McIntosh will be a hard act to follow. He has reigned over a time that has seen solicitors’ practices transform from the old traditional professional model to a modern business. It’s been a period of intense change which has seen the Law Society running to keep up.
The problem is that, in its representative role, the Law Society tends to be viewed as travelling in the slow lane at a time when legal life is flashing past at speed with alternative business structures (ABS), Tesco/Co-op law, the opening up of new overseas markets, increasing numbers of women lawyers being thwarted in their attempts to reach the top and stay there and new entrants struggling to secure a foothold in the profession.
The Law Society business model needs refreshing – there is nothing fundamentally wrong with it, but the brand looks like “Law Society Lite”. It’s just too mild.
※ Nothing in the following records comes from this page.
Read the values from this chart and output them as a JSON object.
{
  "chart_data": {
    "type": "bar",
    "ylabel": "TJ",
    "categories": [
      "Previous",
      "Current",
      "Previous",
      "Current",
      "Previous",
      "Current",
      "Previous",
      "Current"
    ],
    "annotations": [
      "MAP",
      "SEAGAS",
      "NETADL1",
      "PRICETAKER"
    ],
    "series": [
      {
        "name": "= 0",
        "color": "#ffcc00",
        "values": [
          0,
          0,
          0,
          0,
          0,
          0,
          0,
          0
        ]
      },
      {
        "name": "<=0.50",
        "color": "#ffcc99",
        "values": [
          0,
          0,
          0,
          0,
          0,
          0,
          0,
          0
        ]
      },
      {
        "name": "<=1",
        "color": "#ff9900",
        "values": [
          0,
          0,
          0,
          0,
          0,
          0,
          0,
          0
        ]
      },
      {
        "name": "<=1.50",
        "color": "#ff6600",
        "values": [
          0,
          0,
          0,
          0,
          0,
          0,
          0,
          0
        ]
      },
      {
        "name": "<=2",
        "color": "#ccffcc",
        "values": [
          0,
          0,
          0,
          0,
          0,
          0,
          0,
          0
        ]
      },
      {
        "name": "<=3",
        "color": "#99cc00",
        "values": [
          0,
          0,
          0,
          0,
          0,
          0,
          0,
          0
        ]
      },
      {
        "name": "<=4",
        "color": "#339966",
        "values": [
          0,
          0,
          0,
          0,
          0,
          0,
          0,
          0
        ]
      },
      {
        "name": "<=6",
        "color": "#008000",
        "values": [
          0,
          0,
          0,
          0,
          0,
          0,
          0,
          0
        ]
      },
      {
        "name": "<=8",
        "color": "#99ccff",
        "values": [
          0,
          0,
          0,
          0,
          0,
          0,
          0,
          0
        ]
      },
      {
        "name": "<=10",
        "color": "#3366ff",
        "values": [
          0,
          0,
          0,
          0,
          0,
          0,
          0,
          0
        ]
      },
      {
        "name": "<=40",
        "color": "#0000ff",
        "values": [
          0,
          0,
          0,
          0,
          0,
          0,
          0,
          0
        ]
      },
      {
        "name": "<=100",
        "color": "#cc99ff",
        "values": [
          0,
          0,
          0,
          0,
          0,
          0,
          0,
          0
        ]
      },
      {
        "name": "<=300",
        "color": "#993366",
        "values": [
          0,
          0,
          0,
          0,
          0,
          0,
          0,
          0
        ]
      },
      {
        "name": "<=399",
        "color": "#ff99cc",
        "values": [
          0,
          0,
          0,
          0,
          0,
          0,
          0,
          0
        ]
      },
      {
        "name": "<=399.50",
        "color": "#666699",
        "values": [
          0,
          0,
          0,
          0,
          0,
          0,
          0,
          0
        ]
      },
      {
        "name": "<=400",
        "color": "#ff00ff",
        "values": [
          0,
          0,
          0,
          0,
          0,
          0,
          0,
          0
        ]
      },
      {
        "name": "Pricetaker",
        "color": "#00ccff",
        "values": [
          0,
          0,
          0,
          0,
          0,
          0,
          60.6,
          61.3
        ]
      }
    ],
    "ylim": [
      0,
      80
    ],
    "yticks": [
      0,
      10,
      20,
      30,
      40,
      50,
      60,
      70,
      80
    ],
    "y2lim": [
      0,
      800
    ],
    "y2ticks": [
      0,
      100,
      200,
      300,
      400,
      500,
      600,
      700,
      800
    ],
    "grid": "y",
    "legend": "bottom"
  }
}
Too Coldplay. So Chicken Korma. Like an evening in with Dragon’s Den.
There is a whole new generation of lawyers under 40 out there who are the new leaders of their firms but who have little or no time for the Law Society which they regard as irrelevant and of no benefit to them or their careers. They are wrong. The Law Society can and should be a vibrant, relevant and progressive institution leading lawyers to the promised land of good service, an effective and fair justice system and a decent living.
Lawyers are important. They are the justice system. The City lawyers I represent transact over half of the business done in this country. As such, they are at the heart of the economy. Like it or not, we need them … and the Law Society should be up there with them as one of the nation’s leading institutions. That’s my vision for the future of the Law Society.
Of course, I owe much to McIntosh who once accused me of being a “maverick” and of not being supported by the mainstream of Law Society opinion. Ironically, I suspect that it is the maverick tag – and its suggestion of a rebel in the midst of Chancery Lane – that has caused more than two thousand lawyers in the City to vote me into office. The challenge for me now is to deliver. I owe it to those City lawyers. I owe it to McIntosh.